Would I do the same deal for $7.5 million (out of the overall $30 million), instantly recoup the album, but sacrifice appearing on the chart first week. Oooh… go on then. You had me at $7.5 million to be honest.
As the Billboard article mentions this isn’t new. Band and Brand deals are done regular. Pepsi leverage these regularly back with Michael Jackson through to Gaga and Beyonce nowadays. I don’t actually think that giving your album away for free through a paid ‘sponsorship’ arrangement is particularly new. I certainly remember Prince gave away 2.5 Million copies of his 20TEN album free to readers of the Daily Mirror back in 2010. His first album in ten years no less!
That’s the interesting part of this deal with Samsung. The shear scale involved. The company with one of the largest ad spends Worldwide and possibly THE largest musician and brands in the World at present. The scary part is that Jay Z will in all probability STILL enter at #1 in the US Charts having lost 1 million chart-ineligible downloads to the free Samsung promotion. The odd part about this is that I wonder if there would be quite such a stir in the industry over this deal if the million tracks had still counted towards the chart – somehow this is seen as quite a brazen move. More on that later though.

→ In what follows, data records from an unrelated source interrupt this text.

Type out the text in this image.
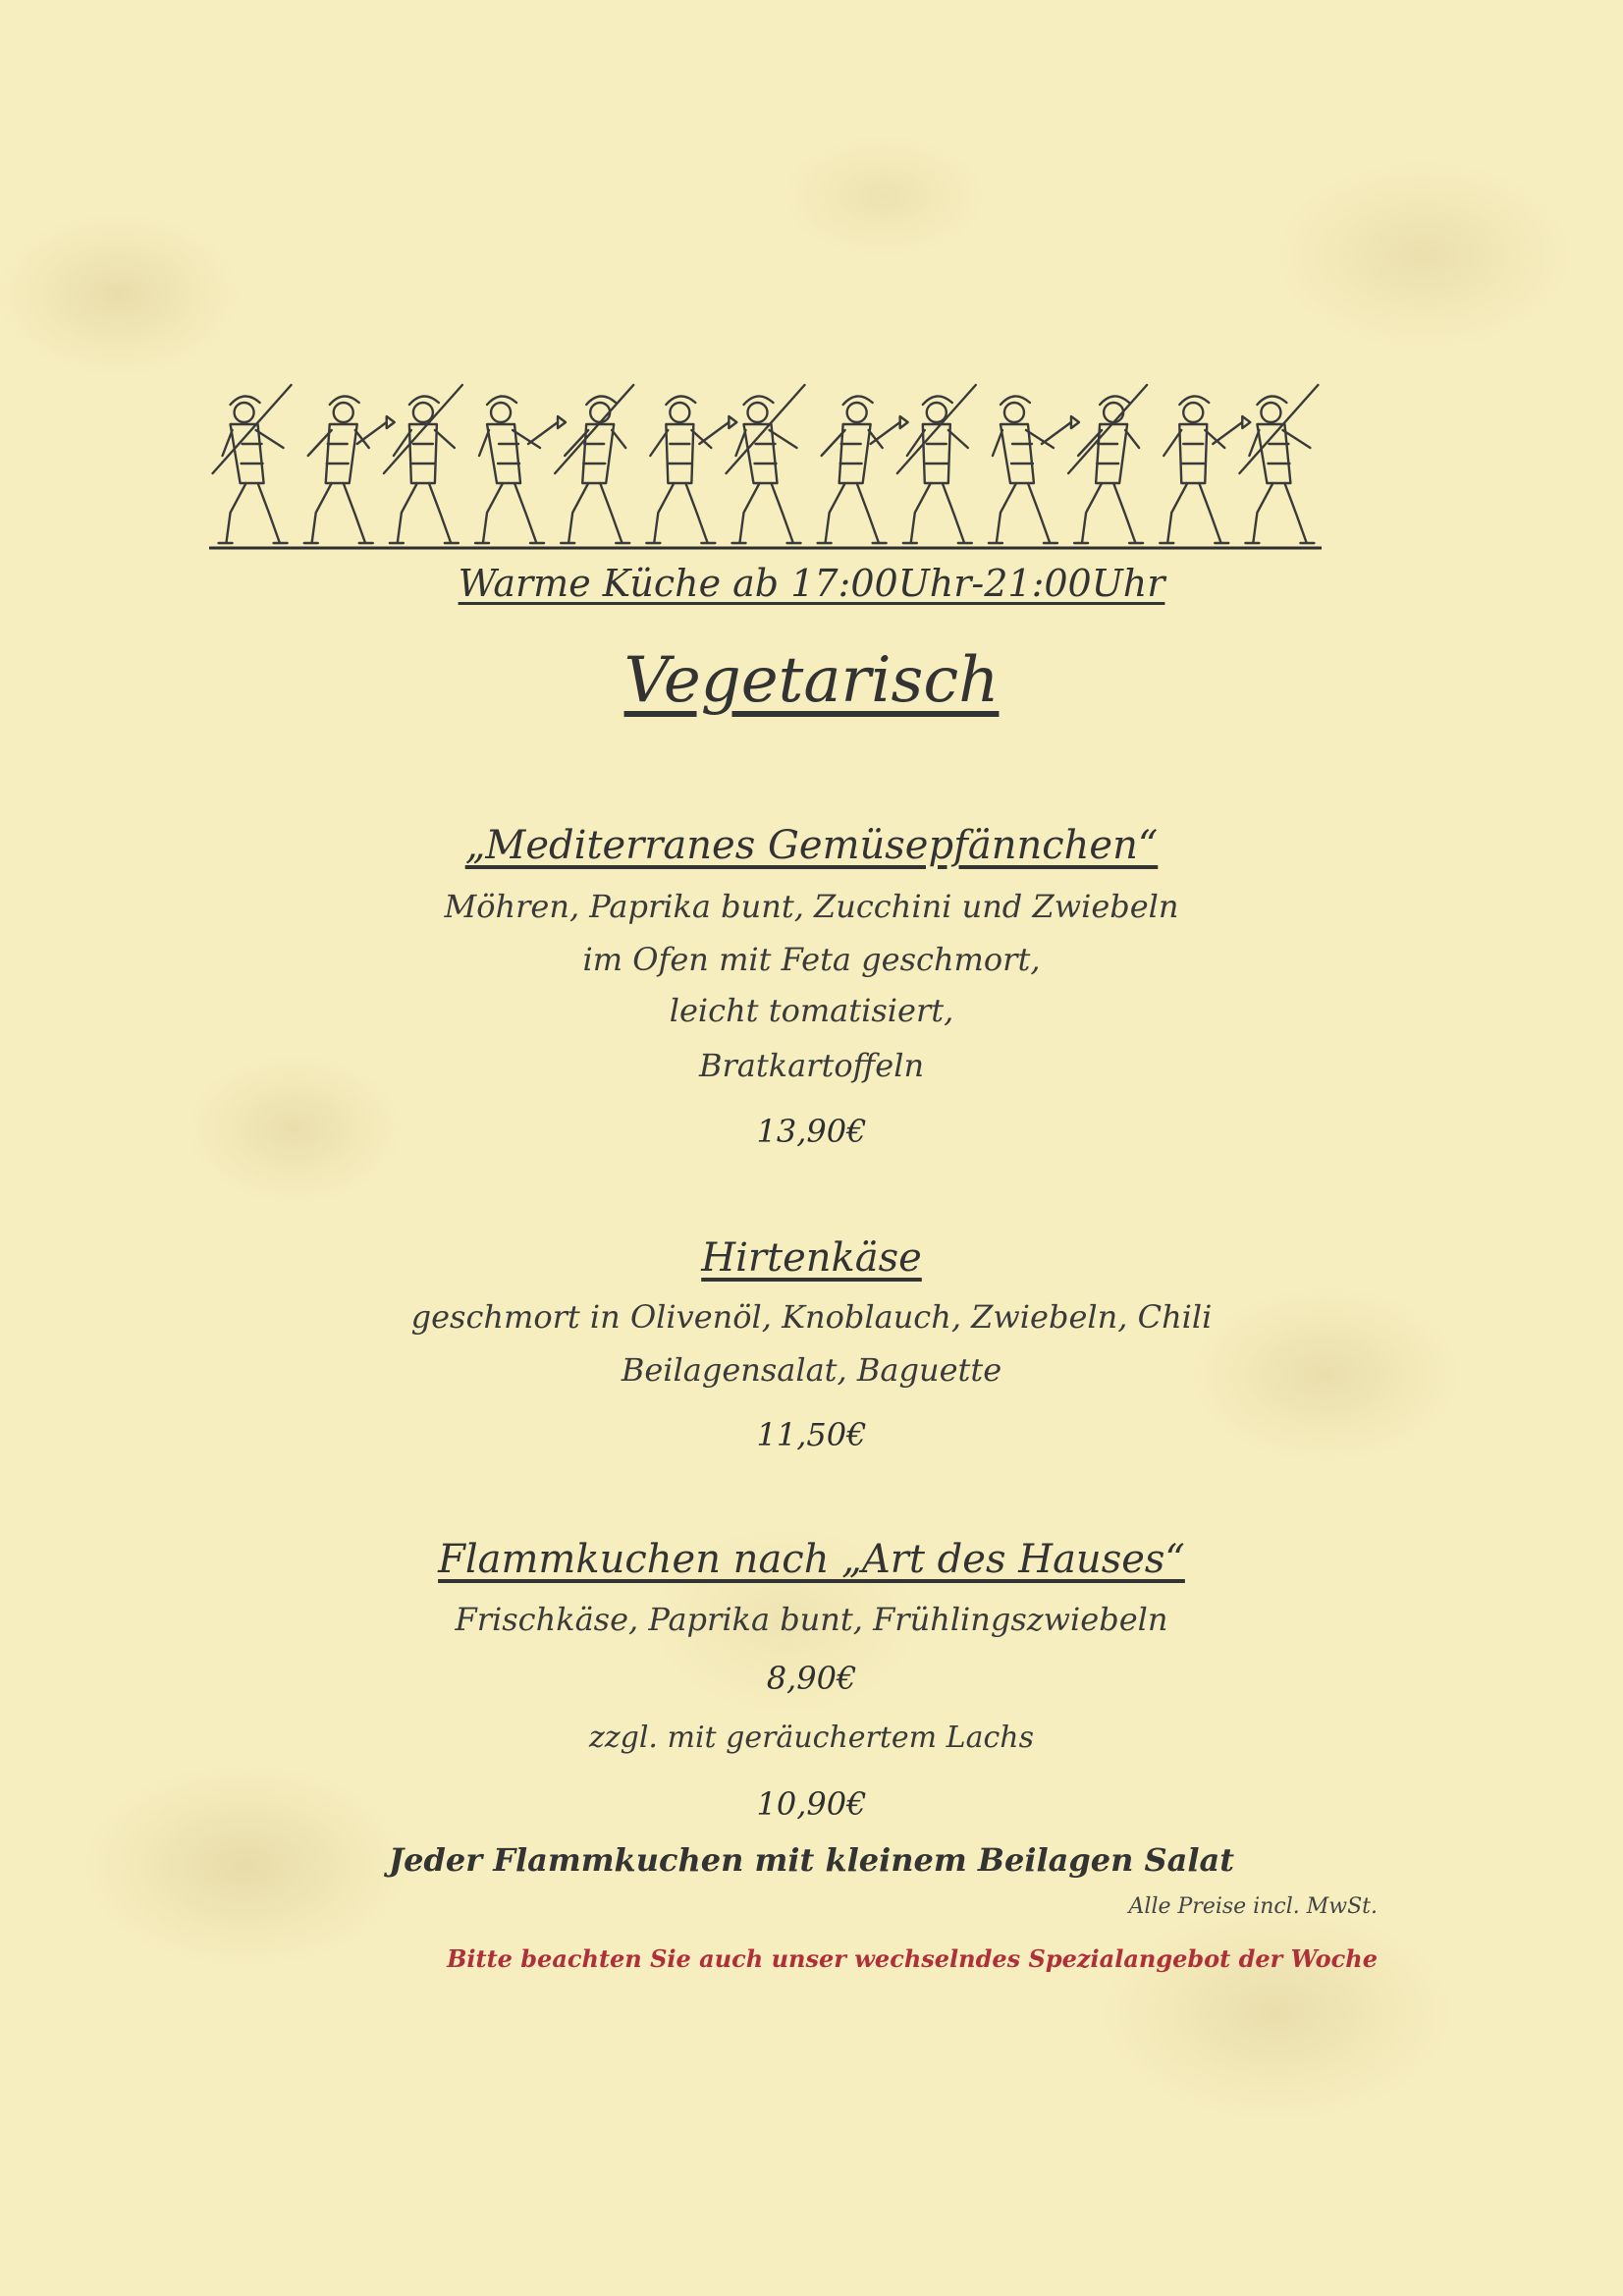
Warme Küche ab 17:00Uhr-21:00Uhr
Vegetarisch
„Mediterranes Gemüsepfännchen“
Möhren, Paprika bunt, Zucchini und Zwiebeln
im Ofen mit Feta geschmort,
leicht tomatisiert,
Bratkartoffeln
13,90€
Hirtenkäse
geschmort in Olivenöl, Knoblauch, Zwiebeln, Chili
Beilagensalat, Baguette
11,50€
Flammkuchen nach „Art des Hauses“
Frischkäse, Paprika bunt, Frühlingszwiebeln
8,90€
zzgl. mit geräuchertem Lachs
10,90€
Jeder Flammkuchen mit kleinem Beilagen Salat
Alle Preise incl. MwSt.
Bitte beachten Sie auch unser wechselndes Spezialangebot der Woche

I attended the Musexpo conference in L.A. a few years back where Will.I.Am was on a heavyweight panel of A&R and record label head honchos. He happily let the Major Labels know that they had no one to blame but themselves for being in a declining position. Ultimately, they forgot their primary purpose was to sell their hardware, and the carrot to draw people into engaging with their specific hardware was the music. EMI (originally Electric & Musical Industries) started with hardware, Sony had the monopoly for a while with both Sony Walkman, and Sony Discman, but then the record companies took their eye’s off the ball, and Apple came in with the game changing iPod and a format that they couldn’t touch initially. Now, Samsung have really thrown their hats into the ring by going for the largest advertisement that they can find to place their hardware in a strong position moving forward. Perhaps not exactly using music as quite the loss leader I’m suggesting, but a shrewd piece of business all round.
Do Labels ultimately matter?
Of course they do. As a manager and an independent label owner (Dryden Street) myself the major labels are still very influential for their artists.
However do not use old thinking and confuse current labels with traditional ‘record companies’. We are all aware that they haven’t been in the business of purely selling music for some time, with 360 deals, and yet we often continue to think of the label as a dying breed alongside a format such as a CD. Slowly the majors and independent music companies have evolved into lean marketing companies – dealing with music, branding, touring, merchandising, and publishing right too if they can. I visited one major label in New York and was introduced to their various departments. They had an A&R and promotions team of 5 but a Digital marketing team of 25. Their business is now marketing, and whilst Jay Z and his management company can broker these scale of deals, many artists will rely on their Labels to help in searching for Brand partnerships, in addition majors labels are still very influential in their retail, sync, and promotional fields too.
What does it mean for the chart?
I cannot speak for the Billboard chart, but in general let’s be honest, the chart means little outside of the industry now. It’s fantastic as a statistic and a barometer for industry folk to throw around, but could anyone in the general public actually tell me who’s currently in the Top 3 in the NZ singles or albums charts? I’d be very surprised. Long gone are the days of huddling around for Top 40 countdown to see who’s pipped who for the #1 spot weekly.